No primeiro caso, dizemos a ele que ele não tem condições de ajudar e, no segundo, transmitimos uma ideia prejudicial: ajudar é o que uma pessoa só fará se receber algo em troca.

Pequenos ajudantes se transformam em grandes altruístas

Ao estudar as comunidades indígenas, os investigadores descobriram que os pais destas comunidades respondem positivamente aos desejos dos seus filhos de ajudar e permitem-lhes voluntariamente fazê-lo, mesmo quando a «ajuda» abranda o seu ritmo de vida. Mas quando as crianças atingem os 5-6 anos de idade, tornam-se ajudantes verdadeiramente eficazes e voluntários. A palavra «parceiro» é ainda mais apropriada aqui, porque os filhos comportam-se como se fossem responsáveis ​​pelos assuntos familiares na mesma medida que os seus pais.

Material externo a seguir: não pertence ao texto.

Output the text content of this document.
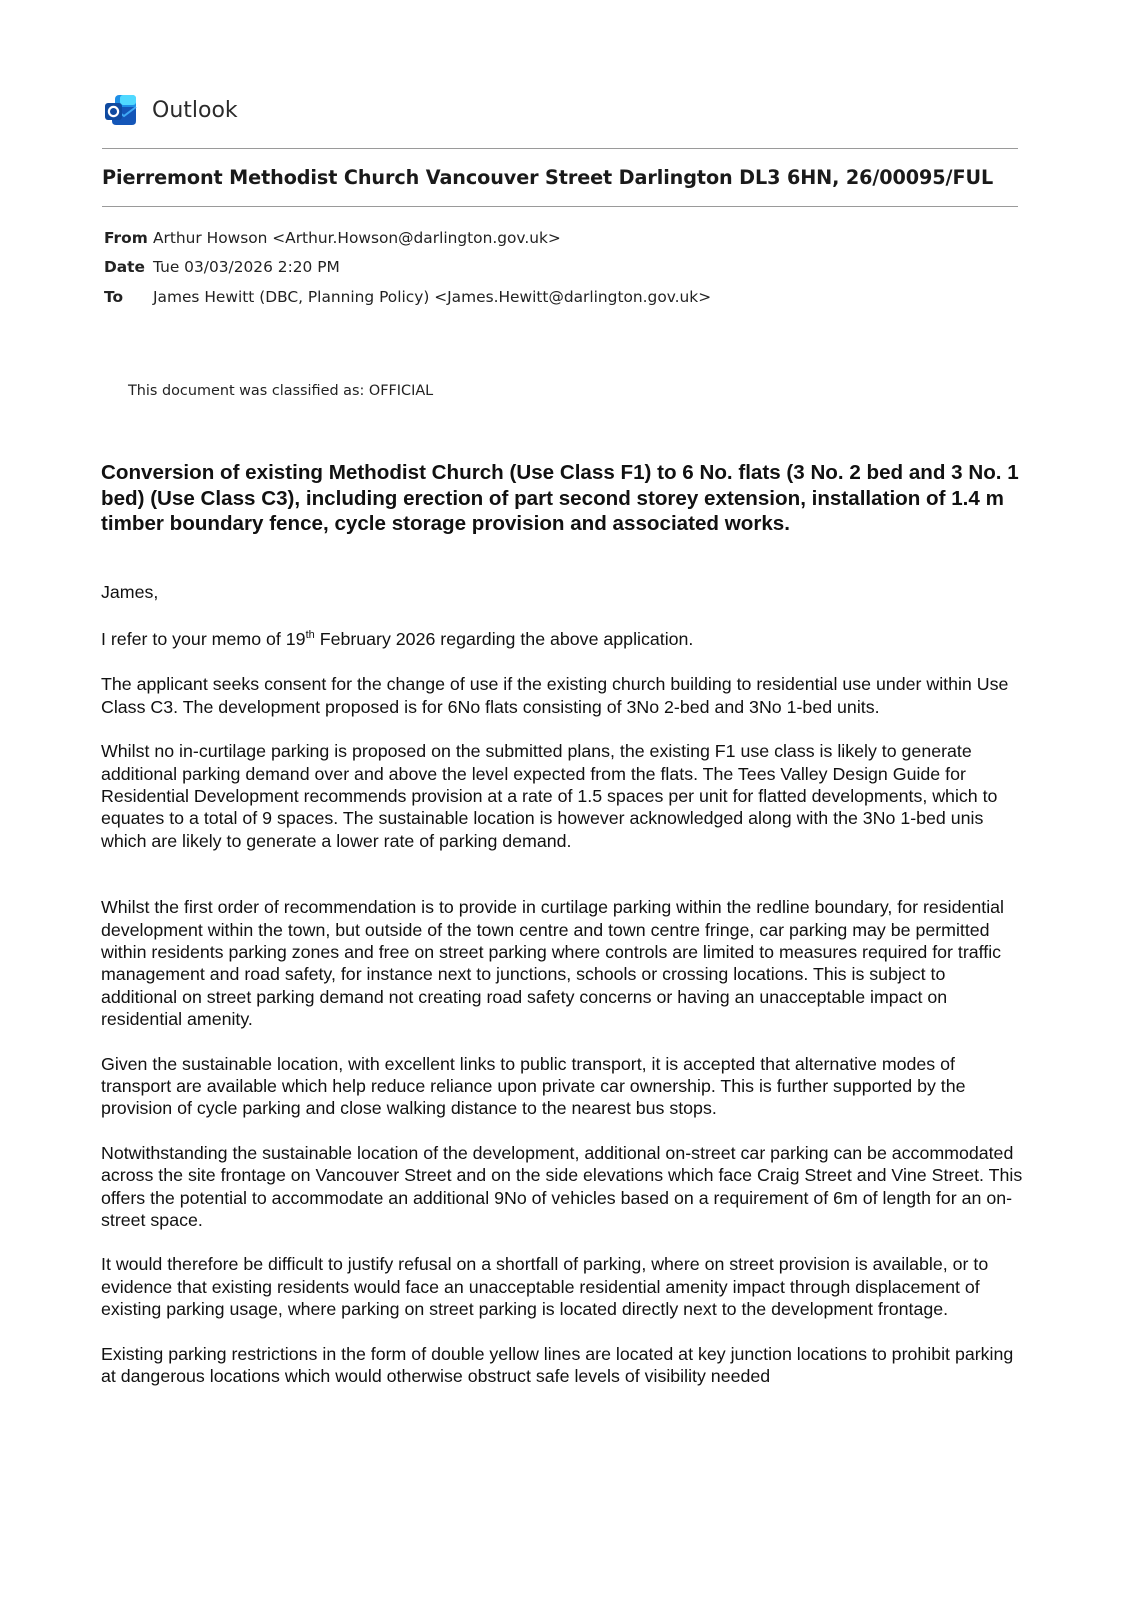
Outlook
Pierremont Methodist Church Vancouver Street Darlington DL3 6HN, 26/00095/FUL
From Arthur Howson <Arthur.Howson@darlington.gov.uk>
Date Tue 03/03/2026 2:20 PM
To James Hewitt (DBC, Planning Policy) <James.Hewitt@darlington.gov.uk>
This document was classified as: OFFICIAL

Conversion of existing Methodist Church (Use Class F1) to 6 No. flats (3 No. 2 bed and 3 No. 1 bed) (Use Class C3), including erection of part second storey extension, installation of 1.4 m timber boundary fence, cycle storage provision and associated works.

James,

I refer to your memo of 19th February 2026 regarding the above application.

The applicant seeks consent for the change of use if the existing church building to residential use under within Use Class C3. The development proposed is for 6No flats consisting of 3No 2-bed and 3No 1-bed units.

Whilst no in-curtilage parking is proposed on the submitted plans, the existing F1 use class is likely to generate additional parking demand over and above the level expected from the flats. The Tees Valley Design Guide for Residential Development recommends provision at a rate of 1.5 spaces per unit for flatted developments, which to equates to a total of 9 spaces. The sustainable location is however acknowledged along with the 3No 1-bed unis which are likely to generate a lower rate of parking demand.

Whilst the first order of recommendation is to provide in curtilage parking within the redline boundary, for residential development within the town, but outside of the town centre and town centre fringe, car parking may be permitted within residents parking zones and free on street parking where controls are limited to measures required for traffic management and road safety, for instance next to junctions, schools or crossing locations. This is subject to additional on street parking demand not creating road safety concerns or having an unacceptable impact on residential amenity.

Given the sustainable location, with excellent links to public transport, it is accepted that alternative modes of transport are available which help reduce reliance upon private car ownership. This is further supported by the provision of cycle parking and close walking distance to the nearest bus stops.

Notwithstanding the sustainable location of the development, additional on-street car parking can be accommodated across the site frontage on Vancouver Street and on the side elevations which face Craig Street and Vine Street. This offers the potential to accommodate an additional 9No of vehicles based on a requirement of 6m of length for an on-street space.

It would therefore be difficult to justify refusal on a shortfall of parking, where on street provision is available, or to evidence that existing residents would face an unacceptable residential amenity impact through displacement of existing parking usage, where parking on street parking is located directly next to the development frontage.

Existing parking restrictions in the form of double yellow lines are located at key junction locations to prohibit parking at dangerous locations which would otherwise obstruct safe levels of visibility needed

Para ilustrar, aqui estão os comentários de mães de crianças indígenas de 6 a 8 anos de Guadalajara, no México, que descrevem as atividades de seus filhos: «Tem dia que ela chega em casa e diz: 'Mãe, vou te ajudar a fazer tudo .' E limpa voluntariamente a casa inteira. Ou assim: “Mãe, você chegou em casa muito cansada, vamos limpar juntos. Ele liga o rádio e diz: «Você faz uma coisa e eu faço outra». Eu varro a cozinha e ela limpa o quarto.”

“Em casa todos sabem o que precisam fazer e, sem esperar meus lembretes, a filha me diz: “Mãe, acabei de voltar da escola, quero ir visitar minha avó, mas antes de sair vou terminar meu trabalho" . Ela termina e depois vai embora.» Em geral, as mães das comunidades indígenas descreveram os seus filhos como parceiros capazes, independentes e empreendedores. Os filhos, em sua maioria, planejavam sozinhos o dia, decidindo quando iriam trabalhar, brincar, fazer a lição de casa, visitar parentes e amigos.

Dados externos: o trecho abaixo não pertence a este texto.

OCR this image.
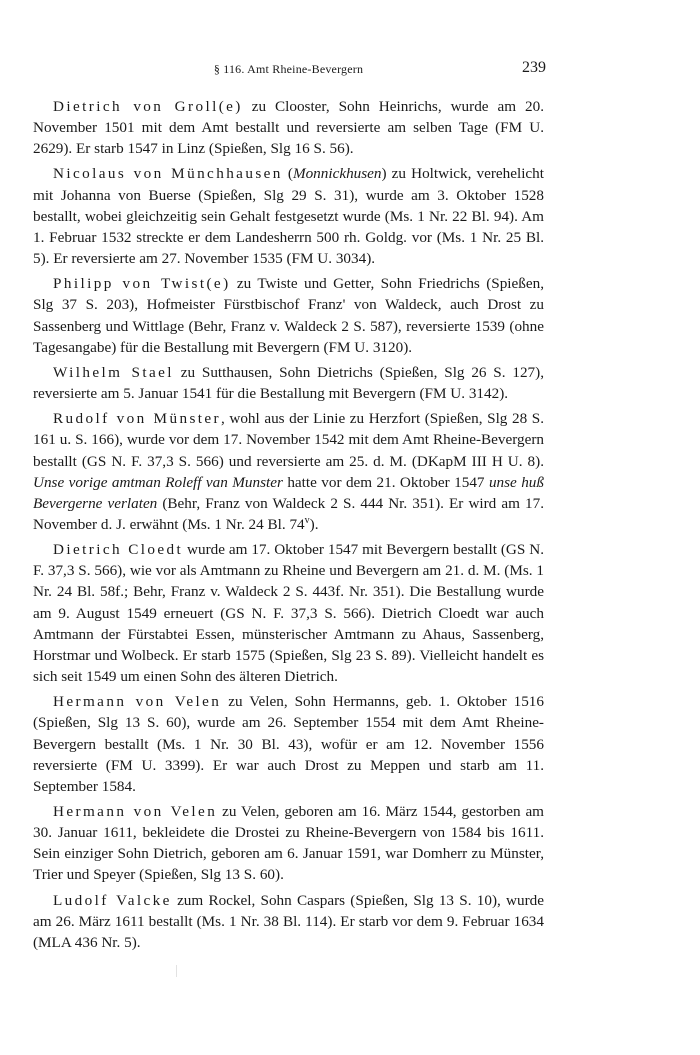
§ 116. Amt Rheine-Bevergern	239

Dietrich von Groll(e) zu Clooster, Sohn Heinrichs, wurde am 20. November 1501 mit dem Amt bestallt und reversierte am selben Tage (FM U. 2629). Er starb 1547 in Linz (Spießen, Slg 16 S. 56).

Nicolaus von Münchhausen (Monnickhusen) zu Holtwick, verehelicht mit Johanna von Buerse (Spießen, Slg 29 S. 31), wurde am 3. Oktober 1528 bestallt, wobei gleichzeitig sein Gehalt festgesetzt wurde (Ms. 1 Nr. 22 Bl. 94). Am 1. Februar 1532 streckte er dem Landesherrn 500 rh. Goldg. vor (Ms. 1 Nr. 25 Bl. 5). Er reversierte am 27. November 1535 (FM U. 3034).

Philipp von Twist(e) zu Twiste und Getter, Sohn Friedrichs (Spießen, Slg 37 S. 203), Hofmeister Fürstbischof Franz' von Waldeck, auch Drost zu Sassenberg und Wittlage (Behr, Franz v. Waldeck 2 S. 587), reversierte 1539 (ohne Tagesangabe) für die Bestallung mit Bevergern (FM U. 3120).

Wilhelm Stael zu Sutthausen, Sohn Dietrichs (Spießen, Slg 26 S. 127), reversierte am 5. Januar 1541 für die Bestallung mit Bevergern (FM U. 3142).

Rudolf von Münster, wohl aus der Linie zu Herzfort (Spießen, Slg 28 S. 161 u. S. 166), wurde vor dem 17. November 1542 mit dem Amt Rheine-Bevergern bestallt (GS N. F. 37,3 S. 566) und reversierte am 25. d. M. (DKapM III H U. 8). Unse vorige amtman Roleff van Munster hatte vor dem 21. Oktober 1547 unse huß Bevergerne verlaten (Behr, Franz von Waldeck 2 S. 444 Nr. 351). Er wird am 17. November d. J. erwähnt (Ms. 1 Nr. 24 Bl. 74$^v$).

Dietrich Cloedt wurde am 17. Oktober 1547 mit Bevergern bestallt (GS N. F. 37,3 S. 566), wie vor als Amtmann zu Rheine und Bevergern am 21. d. M. (Ms. 1 Nr. 24 Bl. 58f.; Behr, Franz v. Waldeck 2 S. 443f. Nr. 351). Die Bestallung wurde am 9. August 1549 erneuert (GS N. F. 37,3 S. 566). Dietrich Cloedt war auch Amtmann der Fürstabtei Essen, münsterischer Amtmann zu Ahaus, Sassenberg, Horstmar und Wolbeck. Er starb 1575 (Spießen, Slg 23 S. 89). Vielleicht handelt es sich seit 1549 um einen Sohn des älteren Dietrich.

Hermann von Velen zu Velen, Sohn Hermanns, geb. 1. Oktober 1516 (Spießen, Slg 13 S. 60), wurde am 26. September 1554 mit dem Amt Rheine-Bevergern bestallt (Ms. 1 Nr. 30 Bl. 43), wofür er am 12. November 1556 reversierte (FM U. 3399). Er war auch Drost zu Meppen und starb am 11. September 1584.

Hermann von Velen zu Velen, geboren am 16. März 1544, gestorben am 30. Januar 1611, bekleidete die Drostei zu Rheine-Bevergern von 1584 bis 1611. Sein einziger Sohn Dietrich, geboren am 6. Januar 1591, war Domherr zu Münster, Trier und Speyer (Spießen, Slg 13 S. 60).

Ludolf Valcke zum Rockel, Sohn Caspars (Spießen, Slg 13 S. 10), wurde am 26. März 1611 bestallt (Ms. 1 Nr. 38 Bl. 114). Er starb vor dem 9. Februar 1634 (MLA 436 Nr. 5).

Estes estudos mostram que as crianças que são livres de escolher atividades e são menos «governadas» pelos pais são as que mais contribuem para o bem-estar familiar.

Dicas para os pais

Você quer que seu filho se torne um membro responsável da família assim como você? Então você deve fazer o seguinte:

  • Aceite que as tarefas familiares do dia a dia não são apenas de sua responsabilidade e você não é o único responsável por realizá-las. E isso significa que você deve abrir mão parcialmente do controle sobre o que e como é feito em casa. Se quiser que tudo fique exatamente como você deseja, você terá que fazer você mesmo ou contratar alguém.
  • Suponha que os esforços de seu filho para ajudar são sinceros e, se você dedicar um tempo para fazê-lo tomar a iniciativa, seu filho acabará ganhando experiência.
  • Não exija ajuda, não barganhe, não estimule com presentes, não controle, pois isso prejudica a motivação intrínseca da criança para ajudar. O seu sorriso satisfeito e agradecido e um sincero “obrigado” é tudo o que é necessário. Isso é o que a criança quer, assim como você quer dela. De certa forma, é assim que ele fortalece o vínculo com você.
  • Perceba que este é um caminho de desenvolvimento muito auspicioso. Ao ajudá-lo, a criança adquire habilidades valiosas e um senso de respeito próprio à medida que sua autoridade se expande, e um sentimento de pertencimento à sua família, para cujo bem-estar ela também é capaz de contribuir. Ao permitir que ele o ajude, você não suprime seu altruísmo inato, mas o alimenta.